Abstract: TH-PO216
Evaluation of Intact and Biointact PTH Assays in Chronic Hemodialysis Patients
Session Information
- Bone and Mineral Metabolism: Clinical - I
October 25, 2018 | Location: Exhibit Hall, San Diego Convention Center
Abstract Time: 10:00 AM - 12:00 PM
Category: Bone and Mineral Metabolism
- 402 Bone and Mineral Metabolism: Clinical
Authors
- Berner, Carolin, Medical University Vienna, Vienna, Austria
- Marculescu, Rodrig, Medical University of Vienna , Vienna, Austria
- Sliwka, Henrik, Medical University of Vienna , Vienna, Austria
- Bieglmayer, Christian, Medical University of Vienna, Vienna, Austria
- Hecking, Manfred, Medical University of Vienna, Nephrology & Dialysis, Vienna, Austria
Background
Clinical management of chronic kidney disease - mineral and bone disorder is largely based on parathyroid hormone (PTH) concentrations, measured at regular intervals. The existence of PTH fragments, detected by first and second generation (“intact”) PTH (i-PTH) assays, led to the development of third generation (“biointact”) whole PTH (w-PTH) assays detecting only full length PTH. Despite efforts to use only w-PTH assays, i-PTH assays, which are usually less costly, are still being used and marketed, such that it may be indispensable to convert PTH values from one assay to another.
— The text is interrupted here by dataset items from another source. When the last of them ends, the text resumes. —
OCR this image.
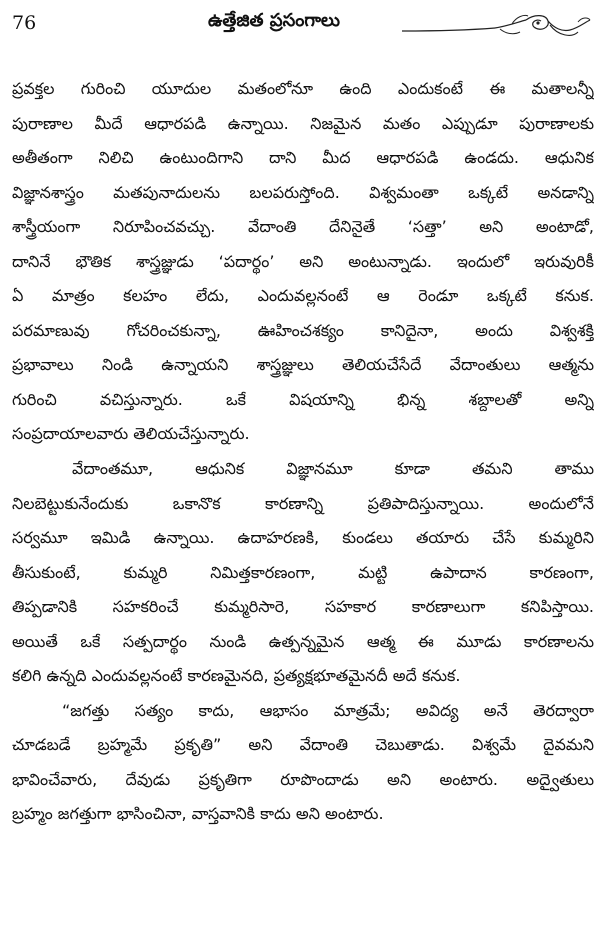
76	ఉత్తేజిత ప్రసంగాలు
ప్రవక్తల గురించి యూదుల మతంలోనూ ఉంది ఎందుకంటే ఈ మతాలన్నీ
పురాణాల మీదే ఆధారపడి ఉన్నాయి. నిజమైన మతం ఎప్పుడూ పురాణాలకు
అతీతంగా నిలిచి ఉంటుందిగాని దాని మీద ఆధారపడి ఉండదు. ఆధునిక
విజ్ఞానశాస్త్రం మతపునాదులను బలపరుస్తోంది. విశ్వమంతా ఒక్కటే అనడాన్ని
శాస్త్రీయంగా నిరూపించవచ్చు. వేదాంతి దేనినైతే ‘సత్తా’ అని అంటాడో,
దానినే భౌతిక శాస్త్రజ్ఞుడు ‘పదార్థం’ అని అంటున్నాడు. ఇందులో ఇరువురికీ
ఏ మాత్రం కలహం లేదు, ఎందువల్లనంటే ఆ రెండూ ఒక్కటే కనుక.
పరమాణువు గోచరించకున్నా, ఊహించశక్యం కానిదైనా, అందు విశ్వశక్తి
ప్రభావాలు నిండి ఉన్నాయని శాస్త్రజ్ఞులు తెలియచేసేదే వేదాంతులు ఆత్మను
గురించి వచిస్తున్నారు. ఒకే విషయాన్ని భిన్న శబ్దాలతో అన్ని
సంప్రదాయాలవారు తెలియచేస్తున్నారు.
వేదాంతమూ, ఆధునిక విజ్ఞానమూ కూడా తమని తాము
నిలబెట్టుకునేందుకు ఒకానొక కారణాన్ని ప్రతిపాదిస్తున్నాయి. అందులోనే
సర్వమూ ఇమిడి ఉన్నాయి. ఉదాహరణకి, కుండలు తయారు చేసే కుమ్మరిని
తీసుకుంటే, కుమ్మరి నిమిత్తకారణంగా, మట్టి ఉపాదాన కారణంగా,
తిప్పడానికి సహకరించే కుమ్మరిసారె, సహకార కారణాలుగా కనిపిస్తాయి.
అయితే ఒకే సత్పదార్థం నుండి ఉత్పన్నమైన ఆత్మ ఈ మూడు కారణాలను
కలిగి ఉన్నది ఎందువల్లనంటే కారణమైనది, ప్రత్యక్షభూతమైనదీ అదే కనుక.
“జగత్తు సత్యం కాదు, ఆభాసం మాత్రమే; అవిద్య అనే తెరద్వారా
చూడబడే బ్రహ్మమే ప్రకృతి” అని వేదాంతి చెబుతాడు. విశ్వమే దైవమని
భావించేవారు, దేవుడు ప్రకృతిగా రూపొందాడు అని అంటారు. అద్వైతులు
బ్రహ్మం జగత్తుగా భాసించినా, వాస్తవానికి కాదు అని అంటారు.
We aimed at assessing the technical performance of a novel i-PTH assay, in comparison to 2 widely used w-PTH assays and to another i-PTH assay.
Methods
PTH levels of 134 patients on chronic hemodialysis were measured at 2 timepoints within 3 months, using: the novel new i-PTH assay by Siemens Healthcare (SH) and Roche Diagnostic (RD), respectively; the w-PTH assay by RD and DiaSorin (DS), respectively. All concentrations were measured in pg/ml by automated analyzers: Advia Centaur CP (SH), Cobas e 602 (RD) and Liaison XL (DS). Statistical methods included Passing-Bablok regression analyses and Bland Altmann plots.
Results
The i-PTH SH was slightly higher calibrated than i-PTH RD. Compared with w-PTH assays, the i-PTH SH assay yielded 2.5-fold higher results, while i-PTH RD was about 2-fold higher. Among the w-PTH(1-84) assays a rather good concordance was observed, with a mean bias of 12 ± 45.6 pg/mL (±2 SD) by Bland Altmann plots. In contrast, there was a substantial bias of -88.7 ± 183.4 pg/mL between the two iPTH assays (RD minus SH).
Conclusion
The table provided above enables method conversions, which are of interest, if a laboratory switches the assay or if a patient changes the treatment center.